Roman Romanenko, who jokingly asked for troops to be dispatched to the Vologda region. Roman Romanenko / Facebook

A Russian regional governor has asked prosecutors to investigate a local journalist after he jokingly asked President Vladimir Putin to dispatch troops to protect the region's Russian speakers from corrupt officials.

In his mock appeal on Facebook to Putin earlier this month, Vologda region journalist Roman Romanenko cited the deployment of Russian troops in Crimea, which the Kremlin attributed to the need to protect the peninsula's Russian-speaking population, and asked the president to extend similar protection to Vologda.

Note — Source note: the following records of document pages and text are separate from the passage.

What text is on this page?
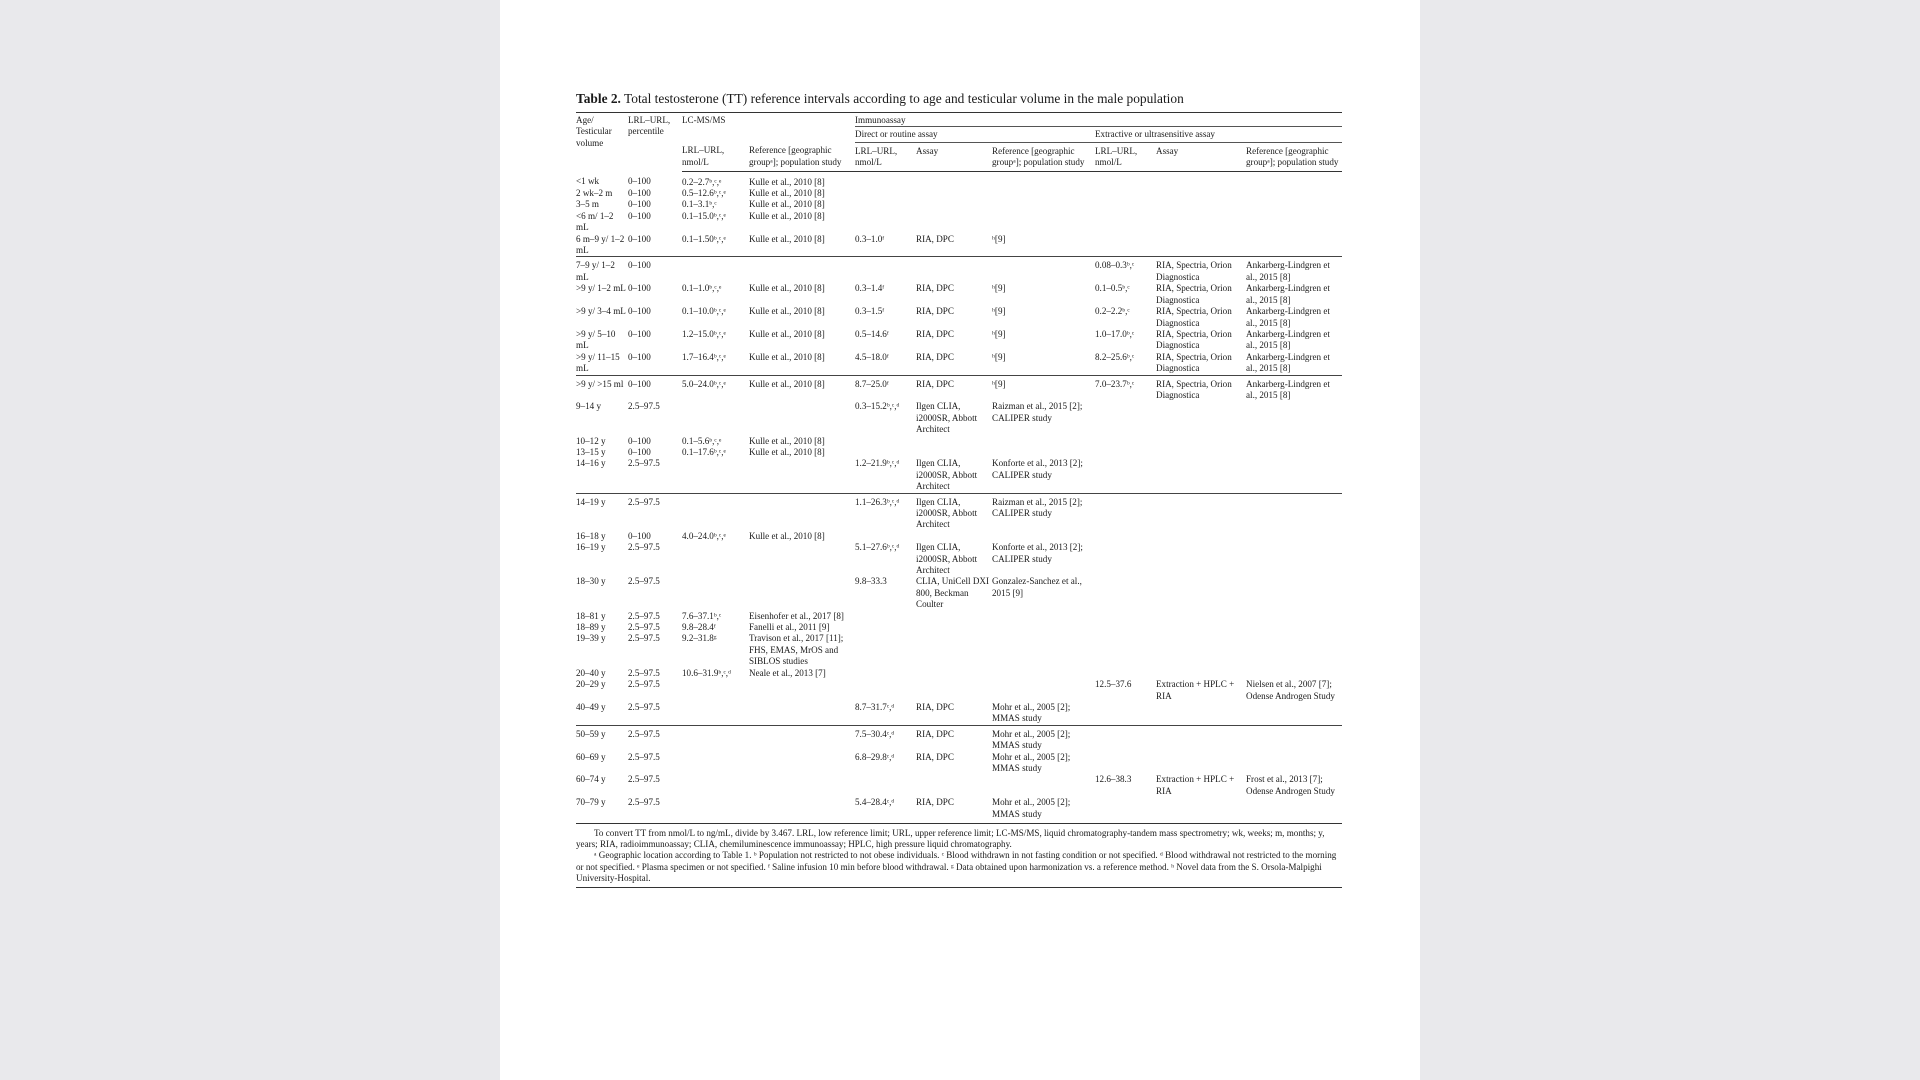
Table 2. Total testosterone (TT) reference intervals according to age and testicular volume in the male population

Age/ Testicular volume	LRL–URL, percentile	LC-MS/MS		Immunoassay					
				Direct or routine assay			Extractive or ultrasensitive assay		
		LRL–URL, nmol/L	Reference [geographic groupᵃ]; population study	LRL–URL, nmol/L	Assay	Reference [geographic groupᵃ]; population study	LRL–URL, nmol/L	Assay	Reference [geographic groupᵃ]; population study
<1 wk	0–100	0.2–2.7ᵇ,ᶜ,ᵉ	Kulle et al., 2010 [8]						
2 wk–2 m	0–100	0.5–12.6ᵇ,ᶜ,ᵉ	Kulle et al., 2010 [8]						
3–5 m	0–100	0.1–3.1ᵇ,ᶜ	Kulle et al., 2010 [8]						
<6 m/ 1–2 mL	0–100	0.1–15.0ᵇ,ᶜ,ᵉ	Kulle et al., 2010 [8]						
6 m–9 y/ 1–2 mL	0–100	0.1–1.50ᵇ,ᶜ,ᵉ	Kulle et al., 2010 [8]	0.3–1.0ᶠ	RIA, DPC	ʰ[9]			
7–9 y/ 1–2 mL	0–100						0.08–0.3ᵇ,ᶜ	RIA, Spectria, Orion Diagnostica	Ankarberg-Lindgren et al., 2015 [8]
>9 y/ 1–2 mL	0–100	0.1–1.0ᵇ,ᶜ,ᵉ	Kulle et al., 2010 [8]	0.3–1.4ᶠ	RIA, DPC	ʰ[9]	0.1–0.5ᵇ,ᶜ	RIA, Spectria, Orion Diagnostica	Ankarberg-Lindgren et al., 2015 [8]
>9 y/ 3–4 mL	0–100	0.1–10.0ᵇ,ᶜ,ᵉ	Kulle et al., 2010 [8]	0.3–1.5ᶠ	RIA, DPC	ʰ[9]	0.2–2.2ᵇ,ᶜ	RIA, Spectria, Orion Diagnostica	Ankarberg-Lindgren et al., 2015 [8]
>9 y/ 5–10 mL	0–100	1.2–15.0ᵇ,ᶜ,ᵉ	Kulle et al., 2010 [8]	0.5–14.6ᶠ	RIA, DPC	ʰ[9]	1.0–17.0ᵇ,ᶜ	RIA, Spectria, Orion Diagnostica	Ankarberg-Lindgren et al., 2015 [8]
>9 y/ 11–15 mL	0–100	1.7–16.4ᵇ,ᶜ,ᵉ	Kulle et al., 2010 [8]	4.5–18.0ᶠ	RIA, DPC	ʰ[9]	8.2–25.6ᵇ,ᶜ	RIA, Spectria, Orion Diagnostica	Ankarberg-Lindgren et al., 2015 [8]
>9 y/ >15 ml	0–100	5.0–24.0ᵇ,ᶜ,ᵉ	Kulle et al., 2010 [8]	8.7–25.0ᶠ	RIA, DPC	ʰ[9]	7.0–23.7ᵇ,ᶜ	RIA, Spectria, Orion Diagnostica	Ankarberg-Lindgren et al., 2015 [8]
9–14 y	2.5–97.5			0.3–15.2ᵇ,ᶜ,ᵈ	Ilgen CLIA, i2000SR, Abbott Architect	Raizman et al., 2015 [2]; CALIPER study			
10–12 y	0–100	0.1–5.6ᵇ,ᶜ,ᵉ	Kulle et al., 2010 [8]						
13–15 y	0–100	0.1–17.6ᵇ,ᶜ,ᵉ	Kulle et al., 2010 [8]						
14–16 y	2.5–97.5			1.2–21.9ᵇ,ᶜ,ᵈ	Ilgen CLIA, i2000SR, Abbott Architect	Konforte et al., 2013 [2]; CALIPER study			
14–19 y	2.5–97.5			1.1–26.3ᵇ,ᶜ,ᵈ	Ilgen CLIA, i2000SR, Abbott Architect	Raizman et al., 2015 [2]; CALIPER study			
16–18 y	0–100	4.0–24.0ᵇ,ᶜ,ᵉ	Kulle et al., 2010 [8]						
16–19 y	2.5–97.5			5.1–27.6ᵇ,ᶜ,ᵈ	Ilgen CLIA, i2000SR, Abbott Architect	Konforte et al., 2013 [2]; CALIPER study			
18–30 y	2.5–97.5			9.8–33.3	CLIA, UniCell DXI 800, Beckman Coulter	Gonzalez-Sanchez et al., 2015 [9]			
18–81 y	2.5–97.5	7.6–37.1ᵇ,ᶜ	Eisenhofer et al., 2017 [8]						
18–89 y	2.5–97.5	9.8–28.4ᶠ	Fanelli et al., 2011 [9]						
19–39 y	2.5–97.5	9.2–31.8ᵍ	Travison et al., 2017 [11]; FHS, EMAS, MrOS and SIBLOS studies						
20–40 y	2.5–97.5	10.6–31.9ᵇ,ᶜ,ᵈ	Neale et al., 2013 [7]						
20–29 y	2.5–97.5						12.5–37.6	Extraction + HPLC + RIA	Nielsen et al., 2007 [7]; Odense Androgen Study
40–49 y	2.5–97.5			8.7–31.7ᶜ,ᵈ	RIA, DPC	Mohr et al., 2005 [2]; MMAS study			
50–59 y	2.5–97.5			7.5–30.4ᶜ,ᵈ	RIA, DPC	Mohr et al., 2005 [2]; MMAS study			
60–69 y	2.5–97.5			6.8–29.8ᶜ,ᵈ	RIA, DPC	Mohr et al., 2005 [2]; MMAS study			
60–74 y	2.5–97.5						12.6–38.3	Extraction + HPLC + RIA	Frost et al., 2013 [7]; Odense Androgen Study
70–79 y	2.5–97.5			5.4–28.4ᶜ,ᵈ	RIA, DPC	Mohr et al., 2005 [2]; MMAS study			

To convert TT from nmol/L to ng/mL, divide by 3.467. LRL, low reference limit; URL, upper reference limit; LC-MS/MS, liquid chromatography-tandem mass spectrometry; wk, weeks; m, months; y, years; RIA, radioimmunoassay; CLIA, chemiluminescence immunoassay; HPLC, high pressure liquid chromatography.

ᵃ Geographic location according to Table 1. ᵇ Population not restricted to not obese individuals. ᶜ Blood withdrawn in not fasting condition or not specified. ᵈ Blood withdrawal not restricted to the morning or not specified. ᵉ Plasma specimen or not specified. ᶠ Saline infusion 10 min before blood withdrawal. ᵍ Data obtained upon harmonization vs. a reference method. ʰ Novel data from the S. Orsola-Malpighi University-Hospital.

"We are all entirely Russian speakers here, and our rights are much infringed upon," Romanenko said on Facebook. "Our ill are unable to obtain the medicines and treatment they need, the level of our education is dropping every year, children's after-school enrichment programs are being shut down, agriculture has been practically destroyed. We are all suffering very much."

"Meanwhile, the occupants who have seized power as a result of dishonest elections are doing nothing for the subjugated population," he said.

Asking for troops to be dispatched to the Vologda region," Romanenko said the region's people "would be very grateful and can guarantee you that no war of resistance against the liberators would follow." Any sanctions against Moscow's interference in Vologda would be highly unlikely, he added.

While the post had received more than 4,000 "likes" by Tuesday, prosecutors summoned Romanenko for questioning after Vologda regional Governor Oleg Kuvshinnikov demanded an investigation on possible extremism charges, the journalist said, Dozhd reported Monday.

Romanenko said the investigator was amiable and seemed "slightly embarrassed that he had to take time off from fighting corruption and engage in some nonsense," but still asked for "facts and documents, evidencing the decay of agriculture."

"Drive 10 kilometers away from Vologda and see for yourself," the journalist said he had responded.

After publication of the post, vandals defaced Romanenko's home with a crossed-out swastika on his front door — in an apparent reference to Moscow's description of Ukrainian supporters of national sovereignty as "fascists."

The vandals also wrote: "Maidan stop," in a reference to the center and symbol of Ukraine's political protests that toppled its Moscow-backed administration.